Cirage, en termes de Peintures, est un tableau peint en camayeu de couleur de cire jaune. Cet terme est peu utile & ces sortes de tableaux sont regardés comme de vrais camayeux. Pictura monocromatos monocromatea, monocromatum, monocromatus, monochronum.

CIRCAISSE. s. f. Au lieu de Circasse. Du Loir a dit Circaisse. Les Turcs seuls peuvent avoir en Turquie des femmes de toute sorte de religion, & privativement à tous autres des Circaisses, parce qu’elles sont ordinairement si belles, qu’ils en sont jaloux. Du Loir, p. 176.

CIRCASSE. s. m. Peuple qui habite la Circassie. Circassus. On dit Circasse & Circassien. Les Turcs les appellent Charkes. Les Circasses se retirent dans d’épaisses forêts, pour être à couvert des Tartares, qui les vendent cherement pour esclaves, parce qu’ils sont bien faits, beaux & adroits. Maty. Quoique les Circasses aient leurs Princes particuliers, uls sont tributaires des Moscovites. Voyez Oléarius, Herbert & Tavernier, dans son Voyage de Perse, L. III, c. 11.

Les Tartares Circasses, voisins des Nogais, sont plutôt tributaires que sujets du Kan. Leur tribut consiste en miel, ou fourrures, & en un certain nombre de jeunes garçons & de jeunes filles. Ces peuples ont le sang parfaitement beau. Ils ont leur langue particulière, qu’ils parlent avec beaucoup de douceur. Leurs mœurs, quoique toujours farouches & sauvages, ne le sont pas tant, à beaucoup près, que celles des Nogais. Il y a parmi eux des vestiges du Christianisme, & ils font carresse aux Chrétiens qui vont chez eux. Leur pays, que les Tartares Précops nomment l’Abba, est bon & fertile ; l’air y est très-pur, & les eaux y sont fort bonnes. Ses limites sont au Nord, le fleuve Kouban & les Nogais au Midi, la Mer Noire ; à l’Orient, la Mingrelie ; à l’Occident, le Bosphore Cimmérien, & parti du limen, ou mer de Zabache. L’Adda est presque moitié plaines & moitié montagnes. Les Circasses des montagnes, font leur demeure dans les bois, & ne sont pas si sociables que les autres : ceux des plaines ont des villages & quelques petites villes sur la mer Noire, où il y a du commerce. Les Beys ou Seigneurs qui les gouvernent, trafiquent de leurs vassaux, & les peres & meres de leurs enfans. Les Circasses passent pour être plus adroits à manier les armes à la chasse, que vaillans à s’en servir dans le combat. Mém. des Miss. du Levant, 1715. Voyez ce livre, p. 26 & suiv. p. 95 & suiv.

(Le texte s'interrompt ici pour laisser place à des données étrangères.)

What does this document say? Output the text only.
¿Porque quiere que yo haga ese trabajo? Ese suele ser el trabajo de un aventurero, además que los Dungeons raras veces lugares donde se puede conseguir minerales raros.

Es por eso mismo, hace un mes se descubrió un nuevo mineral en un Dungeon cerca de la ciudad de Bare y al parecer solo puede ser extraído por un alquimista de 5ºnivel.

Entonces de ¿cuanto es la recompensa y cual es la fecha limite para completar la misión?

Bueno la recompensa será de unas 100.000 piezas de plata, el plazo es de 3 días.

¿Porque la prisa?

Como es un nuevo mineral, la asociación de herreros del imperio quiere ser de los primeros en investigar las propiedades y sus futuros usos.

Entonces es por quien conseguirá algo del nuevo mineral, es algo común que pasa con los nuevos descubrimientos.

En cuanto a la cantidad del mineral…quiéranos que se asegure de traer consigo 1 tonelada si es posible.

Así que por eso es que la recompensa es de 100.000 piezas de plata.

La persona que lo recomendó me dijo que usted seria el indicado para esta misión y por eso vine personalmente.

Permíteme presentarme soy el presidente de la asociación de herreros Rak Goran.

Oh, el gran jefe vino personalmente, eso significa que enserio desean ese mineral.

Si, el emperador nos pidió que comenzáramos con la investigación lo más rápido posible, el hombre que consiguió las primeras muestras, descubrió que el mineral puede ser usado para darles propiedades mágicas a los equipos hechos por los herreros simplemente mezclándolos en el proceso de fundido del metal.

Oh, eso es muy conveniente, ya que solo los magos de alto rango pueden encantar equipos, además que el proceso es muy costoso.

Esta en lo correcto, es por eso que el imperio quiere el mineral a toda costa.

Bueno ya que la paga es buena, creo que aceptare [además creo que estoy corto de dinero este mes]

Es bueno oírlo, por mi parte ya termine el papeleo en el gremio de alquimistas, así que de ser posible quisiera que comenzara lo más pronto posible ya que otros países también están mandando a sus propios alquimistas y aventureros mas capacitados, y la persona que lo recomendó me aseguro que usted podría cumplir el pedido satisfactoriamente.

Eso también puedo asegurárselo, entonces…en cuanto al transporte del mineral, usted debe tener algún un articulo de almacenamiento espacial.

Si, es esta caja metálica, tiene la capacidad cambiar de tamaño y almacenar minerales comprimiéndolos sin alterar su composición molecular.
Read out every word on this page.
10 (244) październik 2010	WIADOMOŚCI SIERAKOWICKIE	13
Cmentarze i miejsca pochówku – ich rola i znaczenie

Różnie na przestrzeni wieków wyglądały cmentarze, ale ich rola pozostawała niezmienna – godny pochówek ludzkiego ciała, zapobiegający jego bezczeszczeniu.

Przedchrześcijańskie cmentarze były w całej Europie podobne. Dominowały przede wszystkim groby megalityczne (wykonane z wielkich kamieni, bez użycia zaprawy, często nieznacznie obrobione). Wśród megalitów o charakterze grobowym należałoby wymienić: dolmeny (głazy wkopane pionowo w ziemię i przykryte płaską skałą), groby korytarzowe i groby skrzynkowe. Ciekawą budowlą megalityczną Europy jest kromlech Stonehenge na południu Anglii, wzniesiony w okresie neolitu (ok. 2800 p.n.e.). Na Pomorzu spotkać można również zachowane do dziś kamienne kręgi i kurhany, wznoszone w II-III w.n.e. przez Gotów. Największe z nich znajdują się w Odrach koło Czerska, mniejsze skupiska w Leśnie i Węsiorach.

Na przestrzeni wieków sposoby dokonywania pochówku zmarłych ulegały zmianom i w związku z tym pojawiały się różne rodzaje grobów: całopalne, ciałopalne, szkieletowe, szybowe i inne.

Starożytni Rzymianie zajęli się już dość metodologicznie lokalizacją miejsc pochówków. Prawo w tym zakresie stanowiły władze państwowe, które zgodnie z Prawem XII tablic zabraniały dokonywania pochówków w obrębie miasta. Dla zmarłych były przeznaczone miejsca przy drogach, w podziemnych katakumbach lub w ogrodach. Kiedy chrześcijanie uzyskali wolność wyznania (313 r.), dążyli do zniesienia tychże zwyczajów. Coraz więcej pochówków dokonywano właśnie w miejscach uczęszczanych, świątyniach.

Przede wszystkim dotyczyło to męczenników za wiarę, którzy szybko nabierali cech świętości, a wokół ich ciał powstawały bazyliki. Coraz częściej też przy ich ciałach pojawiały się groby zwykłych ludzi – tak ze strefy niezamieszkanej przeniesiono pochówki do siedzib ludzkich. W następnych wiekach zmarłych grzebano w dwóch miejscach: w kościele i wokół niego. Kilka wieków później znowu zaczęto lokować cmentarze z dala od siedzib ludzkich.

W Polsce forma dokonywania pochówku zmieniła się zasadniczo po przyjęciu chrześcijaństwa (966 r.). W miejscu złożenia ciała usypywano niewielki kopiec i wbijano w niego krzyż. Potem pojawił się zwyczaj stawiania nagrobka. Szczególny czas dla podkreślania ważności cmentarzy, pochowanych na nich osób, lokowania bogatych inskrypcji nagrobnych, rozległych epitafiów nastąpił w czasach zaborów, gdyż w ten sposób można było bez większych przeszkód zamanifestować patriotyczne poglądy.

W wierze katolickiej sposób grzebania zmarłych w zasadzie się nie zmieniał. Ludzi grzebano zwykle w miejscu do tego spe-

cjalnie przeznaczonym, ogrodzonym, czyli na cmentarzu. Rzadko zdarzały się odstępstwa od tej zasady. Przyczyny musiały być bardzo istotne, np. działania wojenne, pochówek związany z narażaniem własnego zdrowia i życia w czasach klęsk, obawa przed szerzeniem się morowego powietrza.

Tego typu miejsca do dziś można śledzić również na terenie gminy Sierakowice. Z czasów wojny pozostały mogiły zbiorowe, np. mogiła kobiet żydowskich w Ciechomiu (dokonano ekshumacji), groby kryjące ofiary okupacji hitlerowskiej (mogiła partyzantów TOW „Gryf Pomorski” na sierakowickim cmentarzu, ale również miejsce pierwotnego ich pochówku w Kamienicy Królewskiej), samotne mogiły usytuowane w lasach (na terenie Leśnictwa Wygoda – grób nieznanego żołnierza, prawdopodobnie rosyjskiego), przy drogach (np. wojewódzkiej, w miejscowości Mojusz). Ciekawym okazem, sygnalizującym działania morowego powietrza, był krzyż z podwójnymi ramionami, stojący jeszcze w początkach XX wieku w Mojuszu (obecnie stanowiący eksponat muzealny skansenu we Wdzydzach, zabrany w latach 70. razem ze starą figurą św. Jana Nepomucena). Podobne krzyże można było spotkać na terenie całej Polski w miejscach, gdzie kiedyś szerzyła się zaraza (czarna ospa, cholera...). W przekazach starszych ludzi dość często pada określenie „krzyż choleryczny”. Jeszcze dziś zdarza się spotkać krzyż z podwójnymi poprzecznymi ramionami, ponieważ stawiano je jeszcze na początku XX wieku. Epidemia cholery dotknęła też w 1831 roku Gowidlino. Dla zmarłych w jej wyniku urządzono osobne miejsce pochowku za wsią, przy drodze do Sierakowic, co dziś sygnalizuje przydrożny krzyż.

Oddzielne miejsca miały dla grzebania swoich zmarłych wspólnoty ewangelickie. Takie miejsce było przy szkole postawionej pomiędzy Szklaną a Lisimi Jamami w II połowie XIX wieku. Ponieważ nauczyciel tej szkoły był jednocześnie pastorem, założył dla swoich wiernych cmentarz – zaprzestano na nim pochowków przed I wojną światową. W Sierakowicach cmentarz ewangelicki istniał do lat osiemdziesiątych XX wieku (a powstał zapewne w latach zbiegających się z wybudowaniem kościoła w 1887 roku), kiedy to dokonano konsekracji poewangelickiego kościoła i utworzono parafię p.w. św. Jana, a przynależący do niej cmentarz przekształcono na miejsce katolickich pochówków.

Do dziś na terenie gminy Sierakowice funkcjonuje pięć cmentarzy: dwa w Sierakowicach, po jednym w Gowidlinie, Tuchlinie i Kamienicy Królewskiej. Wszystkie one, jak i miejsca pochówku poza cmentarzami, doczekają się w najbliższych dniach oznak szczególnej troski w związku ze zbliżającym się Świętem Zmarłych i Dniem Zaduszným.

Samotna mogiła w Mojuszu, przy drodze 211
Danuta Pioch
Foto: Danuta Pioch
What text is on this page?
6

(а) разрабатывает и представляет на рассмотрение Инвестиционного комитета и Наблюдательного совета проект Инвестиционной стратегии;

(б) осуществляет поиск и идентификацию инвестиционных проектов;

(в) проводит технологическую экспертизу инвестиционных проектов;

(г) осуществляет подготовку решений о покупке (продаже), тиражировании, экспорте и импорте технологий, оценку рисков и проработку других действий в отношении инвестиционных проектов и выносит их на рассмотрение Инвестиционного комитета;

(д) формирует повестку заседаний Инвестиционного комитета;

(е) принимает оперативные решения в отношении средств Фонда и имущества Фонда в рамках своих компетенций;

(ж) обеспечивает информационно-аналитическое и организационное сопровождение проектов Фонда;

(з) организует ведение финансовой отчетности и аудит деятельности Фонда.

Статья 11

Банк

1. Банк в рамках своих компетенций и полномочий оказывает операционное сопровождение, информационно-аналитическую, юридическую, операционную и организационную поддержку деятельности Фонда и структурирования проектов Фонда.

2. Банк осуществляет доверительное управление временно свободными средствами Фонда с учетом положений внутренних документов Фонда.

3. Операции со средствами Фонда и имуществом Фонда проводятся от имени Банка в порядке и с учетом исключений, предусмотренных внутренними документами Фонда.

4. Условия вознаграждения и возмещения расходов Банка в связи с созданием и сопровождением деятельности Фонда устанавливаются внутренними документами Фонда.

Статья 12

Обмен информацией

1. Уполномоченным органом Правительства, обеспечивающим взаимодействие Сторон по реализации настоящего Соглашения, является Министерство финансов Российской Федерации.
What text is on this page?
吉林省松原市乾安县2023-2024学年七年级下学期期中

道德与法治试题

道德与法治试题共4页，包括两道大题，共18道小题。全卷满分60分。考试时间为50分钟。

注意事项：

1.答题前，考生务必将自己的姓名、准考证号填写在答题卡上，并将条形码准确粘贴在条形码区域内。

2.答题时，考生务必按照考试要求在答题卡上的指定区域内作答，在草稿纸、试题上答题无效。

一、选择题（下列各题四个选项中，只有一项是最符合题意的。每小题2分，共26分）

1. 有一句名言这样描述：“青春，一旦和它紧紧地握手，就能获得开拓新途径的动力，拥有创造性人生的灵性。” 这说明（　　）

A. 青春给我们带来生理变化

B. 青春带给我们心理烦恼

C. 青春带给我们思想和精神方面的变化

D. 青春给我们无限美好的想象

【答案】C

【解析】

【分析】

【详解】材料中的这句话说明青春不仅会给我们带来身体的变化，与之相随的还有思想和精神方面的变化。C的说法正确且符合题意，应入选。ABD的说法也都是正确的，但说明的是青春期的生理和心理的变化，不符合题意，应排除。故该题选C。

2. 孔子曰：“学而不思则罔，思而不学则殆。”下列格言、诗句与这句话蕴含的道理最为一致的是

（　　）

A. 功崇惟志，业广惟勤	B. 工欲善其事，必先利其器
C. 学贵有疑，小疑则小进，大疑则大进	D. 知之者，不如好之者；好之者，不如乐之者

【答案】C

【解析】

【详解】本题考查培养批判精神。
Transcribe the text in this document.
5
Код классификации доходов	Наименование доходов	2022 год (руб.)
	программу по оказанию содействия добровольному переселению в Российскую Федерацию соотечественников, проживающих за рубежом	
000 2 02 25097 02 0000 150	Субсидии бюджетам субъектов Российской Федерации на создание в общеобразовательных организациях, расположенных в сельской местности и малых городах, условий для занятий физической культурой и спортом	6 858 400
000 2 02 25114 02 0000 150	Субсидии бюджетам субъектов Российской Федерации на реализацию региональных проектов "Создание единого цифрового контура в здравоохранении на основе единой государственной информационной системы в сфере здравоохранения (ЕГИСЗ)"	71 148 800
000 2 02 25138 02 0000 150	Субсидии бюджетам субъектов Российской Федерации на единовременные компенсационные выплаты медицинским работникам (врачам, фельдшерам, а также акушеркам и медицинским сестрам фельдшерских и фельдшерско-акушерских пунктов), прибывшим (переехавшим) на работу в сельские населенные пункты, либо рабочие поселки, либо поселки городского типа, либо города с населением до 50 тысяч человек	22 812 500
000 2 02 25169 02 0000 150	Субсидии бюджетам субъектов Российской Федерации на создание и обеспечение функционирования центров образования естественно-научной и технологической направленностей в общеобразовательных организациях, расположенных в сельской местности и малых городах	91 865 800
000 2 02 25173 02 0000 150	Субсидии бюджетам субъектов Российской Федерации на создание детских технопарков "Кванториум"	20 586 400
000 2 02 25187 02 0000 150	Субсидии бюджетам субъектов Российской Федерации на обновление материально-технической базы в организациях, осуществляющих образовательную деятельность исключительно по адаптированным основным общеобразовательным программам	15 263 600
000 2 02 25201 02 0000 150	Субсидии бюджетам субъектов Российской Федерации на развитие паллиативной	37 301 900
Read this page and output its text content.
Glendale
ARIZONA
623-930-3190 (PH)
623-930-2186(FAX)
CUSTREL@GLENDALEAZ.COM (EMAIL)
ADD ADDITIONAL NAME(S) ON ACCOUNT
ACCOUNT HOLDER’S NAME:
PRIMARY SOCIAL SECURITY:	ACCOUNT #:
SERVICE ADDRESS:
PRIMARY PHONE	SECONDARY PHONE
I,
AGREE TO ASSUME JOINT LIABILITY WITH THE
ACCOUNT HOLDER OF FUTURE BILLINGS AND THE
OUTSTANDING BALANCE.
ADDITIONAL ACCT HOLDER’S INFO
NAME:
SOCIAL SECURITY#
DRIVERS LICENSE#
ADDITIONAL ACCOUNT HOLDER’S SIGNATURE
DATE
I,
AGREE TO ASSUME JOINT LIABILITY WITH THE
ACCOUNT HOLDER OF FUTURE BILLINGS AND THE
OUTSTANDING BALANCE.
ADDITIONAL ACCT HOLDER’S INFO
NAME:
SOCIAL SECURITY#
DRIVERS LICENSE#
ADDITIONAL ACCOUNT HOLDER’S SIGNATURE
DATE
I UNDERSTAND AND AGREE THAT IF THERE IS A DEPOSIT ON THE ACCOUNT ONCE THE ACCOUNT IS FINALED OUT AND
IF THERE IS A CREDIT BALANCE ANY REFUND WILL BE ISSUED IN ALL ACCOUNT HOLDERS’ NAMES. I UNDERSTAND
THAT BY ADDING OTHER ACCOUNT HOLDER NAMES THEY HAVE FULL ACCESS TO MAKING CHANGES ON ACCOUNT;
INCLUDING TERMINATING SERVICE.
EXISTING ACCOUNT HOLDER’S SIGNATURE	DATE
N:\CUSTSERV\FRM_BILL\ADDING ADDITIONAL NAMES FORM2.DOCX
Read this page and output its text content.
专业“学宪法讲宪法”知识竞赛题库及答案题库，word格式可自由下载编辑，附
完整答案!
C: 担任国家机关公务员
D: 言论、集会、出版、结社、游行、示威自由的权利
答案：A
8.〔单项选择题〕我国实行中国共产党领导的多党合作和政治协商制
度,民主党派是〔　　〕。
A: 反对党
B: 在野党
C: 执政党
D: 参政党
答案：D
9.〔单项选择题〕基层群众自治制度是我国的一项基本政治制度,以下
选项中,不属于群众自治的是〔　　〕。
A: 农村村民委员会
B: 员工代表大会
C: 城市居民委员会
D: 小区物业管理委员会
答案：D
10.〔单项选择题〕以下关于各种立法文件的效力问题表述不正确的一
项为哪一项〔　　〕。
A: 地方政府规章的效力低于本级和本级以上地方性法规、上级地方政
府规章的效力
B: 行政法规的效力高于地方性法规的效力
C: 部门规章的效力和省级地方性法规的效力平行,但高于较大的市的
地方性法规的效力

CIRCASSIE, pays habité par les Circasses. Circassia, Circassi, Mœtæ, Comania. C’est un grand pays que quelques Géographes mettent dans l’Asie, & d’autres dans l’Europe. Il est entre la mer Noire & le mont Caucase, qui la sépare de la Georgie au midi. Il a le détruit de Caffa la mer de Zabache au couchant ; le Don ou Tanaïs au nord ; & le Volga avec la mer Caspienne au levant. La Circassie dépend du Czar de Moscovie. On l’appelle autrement, Comame. Maty. D’autres la distinguent de la Comanie, & disent que la Circassie est un pays d’Asie, situé entre la Comanie à l’orient, la Moscovie au Nord, la Mingrelie au couchant ; la Georgie en partie au midi. La Circassie est un beau pays fort diversifié : on trouve en ce pays-là toutes sortes de fleurs, & sur tout de belles tulipes. Les campagnes sont remplies d’arbres fruitiers qui y viennent fort bien. Il y a en Circassie grande quantité de bétail & de fort bons chevaux ; il n’y a point de villes ni de forteresses, mais seulement des villages, dont les maisons sont disposees en rond, avec une place au milieu. Tavernier, Tom. I. Le côté de la Circassie par où nous entrâes, est plein de hautes montagnes & de profondes vallées, ombragées de quantité de grands arbres. C’est de-là que le Kan de Krimée tire ses plus grandes richesses en esclaves. Tout le monde y est d’une beauté enchantée. Mém. des Miss. du Lev. 1714. Voyez ce livre, p. 119 & suiv.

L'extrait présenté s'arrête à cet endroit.